A Better Way to Connect

Can buses fill the public transit gap in Kansas City?


By Dennis Boone


PUBLISHED JULY 2025

Well, the grand high poohbahs of regional transit planning have proffered their latest long-range vision for how we’ll get around 25 years hence. Well, you, anyway—I don’t expect to be burning oxygen by then.

The good news? Last month’s release of Connected KC 2050 doesn’t project any additional expansions for the Downtown streetcar system (but hold that thought for a moment). It identifies 289 significant projects for which most of the funding is likely to be available—$52 billion for the biggest chunk of the work, with $7 billion still needed to come from … somewhere. 

The bad news? This document doesn’t call for ripping out the bike lanes that have inverted the Star Trek creed; here on Planet KC, the needs of the few outweigh the needs of the many. 

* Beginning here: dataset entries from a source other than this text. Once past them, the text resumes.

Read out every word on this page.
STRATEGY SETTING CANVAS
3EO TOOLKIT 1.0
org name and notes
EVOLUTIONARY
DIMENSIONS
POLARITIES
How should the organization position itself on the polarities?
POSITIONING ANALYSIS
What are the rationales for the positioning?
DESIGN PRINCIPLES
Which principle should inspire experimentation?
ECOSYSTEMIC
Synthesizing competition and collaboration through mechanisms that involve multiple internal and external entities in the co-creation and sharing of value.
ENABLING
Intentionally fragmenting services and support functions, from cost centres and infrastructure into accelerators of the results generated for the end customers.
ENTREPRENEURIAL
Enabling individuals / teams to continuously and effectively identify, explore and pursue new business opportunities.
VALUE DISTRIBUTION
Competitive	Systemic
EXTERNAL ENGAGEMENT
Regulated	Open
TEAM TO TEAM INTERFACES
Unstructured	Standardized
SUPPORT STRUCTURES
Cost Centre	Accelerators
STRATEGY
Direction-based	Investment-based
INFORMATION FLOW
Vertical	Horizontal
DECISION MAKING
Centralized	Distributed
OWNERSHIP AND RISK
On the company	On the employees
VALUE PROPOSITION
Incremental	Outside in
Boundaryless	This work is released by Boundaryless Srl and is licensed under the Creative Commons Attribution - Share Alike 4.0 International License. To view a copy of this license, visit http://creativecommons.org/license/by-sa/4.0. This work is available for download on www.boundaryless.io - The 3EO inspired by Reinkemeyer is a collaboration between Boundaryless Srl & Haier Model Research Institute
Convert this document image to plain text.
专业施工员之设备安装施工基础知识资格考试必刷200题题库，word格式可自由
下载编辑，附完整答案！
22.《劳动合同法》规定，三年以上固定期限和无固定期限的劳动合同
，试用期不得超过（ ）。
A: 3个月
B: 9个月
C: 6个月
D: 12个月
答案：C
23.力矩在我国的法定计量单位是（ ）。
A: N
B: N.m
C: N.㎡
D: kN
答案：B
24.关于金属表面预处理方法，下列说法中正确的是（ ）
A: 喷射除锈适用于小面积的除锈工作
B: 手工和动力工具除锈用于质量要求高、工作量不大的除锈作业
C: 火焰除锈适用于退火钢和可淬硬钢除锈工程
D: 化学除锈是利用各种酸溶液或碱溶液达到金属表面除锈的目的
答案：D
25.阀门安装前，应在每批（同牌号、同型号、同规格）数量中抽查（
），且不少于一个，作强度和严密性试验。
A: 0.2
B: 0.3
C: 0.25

In the five years since the abomination along Gillham Road turned the morning commute into the psychological equivalent of waterboarding and ruined a glorious two-lane spread of pavement linking Midtown to Downtown, the urban visionaries’ mind virus has continued to evolve. Or metastasize.

More recently, the travesty continues along Wornall Road—the new bottleneck created by the 75th Street makeover is particularly noteworthy—as well as Gregory Boulevard and other choice locations.

Begging the question: At what point does the emperor recognize that he’s mooning the parade so we can jack-hammer our streets back to their designed purpose? We were promised brigades of dedicated bicyclists who, if only the lanes were available, would throw off the shackles of motorized personal transit in favor of two-wheeling to work or recreational activities, and reduce those pesky CO2 emissions, to boot.

Instead, we got a stretch from the Nelson-Atkins Museum of Art to Children’s Mercy on Hospital Hill, with a ridership you can usually count on one hand (thumb excluded) during the busiest times of the day. At this point, it might be considered rude of me not to have formally introduced myself to that guy I see using it when I’m heading Downtown each morning.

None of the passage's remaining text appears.